After two and a half months of relatively light Congressional activity on the health-care front, Democrats are apparently gearing up for a hyperactive March. According to Inside Health Policy (subscription required), the period between now and Easter will be filled with a series of complicated steps that will all need to work perfectly in order for the Democrats to pass their health plan before Congress leaves for its spring break. First, the president will be issuing his revised new proposal, which will be converted into legislative language and then scored by CBO. By March 19, the House would then pass the health bill that the Senate passed back in December — and that the House has repeatedly said they did not like and would not pass — with the assurance that the Senate would go forward and fix it in accordance with some type of bicameral compromise. The House would then have to act again, by March 21, and pass a reconciliation bill amending the Senate bill that the House would have just passed.

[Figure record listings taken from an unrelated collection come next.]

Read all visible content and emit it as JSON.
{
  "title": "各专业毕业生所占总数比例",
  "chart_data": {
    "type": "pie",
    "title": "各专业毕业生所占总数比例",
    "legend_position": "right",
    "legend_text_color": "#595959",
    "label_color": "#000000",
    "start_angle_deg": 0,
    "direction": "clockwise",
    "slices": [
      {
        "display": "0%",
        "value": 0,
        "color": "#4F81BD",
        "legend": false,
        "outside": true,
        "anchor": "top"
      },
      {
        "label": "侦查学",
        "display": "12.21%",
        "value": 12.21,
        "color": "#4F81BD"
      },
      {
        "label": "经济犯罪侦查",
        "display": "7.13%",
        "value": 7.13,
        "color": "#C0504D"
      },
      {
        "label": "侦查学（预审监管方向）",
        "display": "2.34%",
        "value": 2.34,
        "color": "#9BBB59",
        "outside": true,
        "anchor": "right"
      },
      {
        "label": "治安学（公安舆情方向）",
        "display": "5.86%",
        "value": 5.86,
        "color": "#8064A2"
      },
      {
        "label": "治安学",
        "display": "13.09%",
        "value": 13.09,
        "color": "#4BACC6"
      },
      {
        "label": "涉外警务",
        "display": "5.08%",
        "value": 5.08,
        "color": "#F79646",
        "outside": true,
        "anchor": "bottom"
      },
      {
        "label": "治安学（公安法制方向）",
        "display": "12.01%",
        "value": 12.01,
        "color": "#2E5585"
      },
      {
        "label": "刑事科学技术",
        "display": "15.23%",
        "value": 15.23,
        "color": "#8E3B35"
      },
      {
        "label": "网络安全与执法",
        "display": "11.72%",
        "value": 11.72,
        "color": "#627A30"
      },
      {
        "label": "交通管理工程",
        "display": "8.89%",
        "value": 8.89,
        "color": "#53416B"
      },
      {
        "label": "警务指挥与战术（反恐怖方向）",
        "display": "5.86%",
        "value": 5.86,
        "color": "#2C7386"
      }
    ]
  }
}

At this point, and only after the House had acted twice, the Senate would take up the reconciliation bill changing the original Senate bill to reflect the president's new proposal. This bill would be considered under the reconciliation process, with 30 hours of debate and passage via a simple majority rather than the 60 votes the Senate typically requires. Effectively, this process will use the passage of the Senate bill to enable the reconciliation vehicle to proceed and become the new health-care law.
The pitfalls in this crazy quilt process are numerous. The House could fail to pass the Senate bill. As a result of two resignations, a death, and a defection, Speaker Pelosi only has 216 votes right now, which is the bare minimum of what she needs, and the Democratic bills have not gotten any popular since the House last voted in November. In addition, House members are often reluctant to take tough votes without some assurance that the Senate would act, and this process would require them to act twice before the Senate moved at all. The Senate must also come up with the votes, not just for the policy, which is probably doable, but also for using the reconciliation process in this way, which a number of Senate Democrats have objected to in the past. And then there is the reconciliation process itself, in which provisions must be ruled germane to budget reconciliation by the Senate parliamentarian. This parliamentary review could result in what a former Senate parliamentarian has called a "Swiss cheese" bill, in which a variety of provisions of the bill are ruled not germane and thus moved out of the final product. In a bill as complicated as the health-care bill, this Swiss-cheesing of the final product could have significant and unpredictable consequences on the working of the bill should it become law.
It looks as if the House Democrats are the key to this whole procedure. They are bringing March in like a lion on the health-care-overhaul front. But in order for the scheme to succeed, the House Democrats will have to act like lambs twice before the Senate deigns to proceed.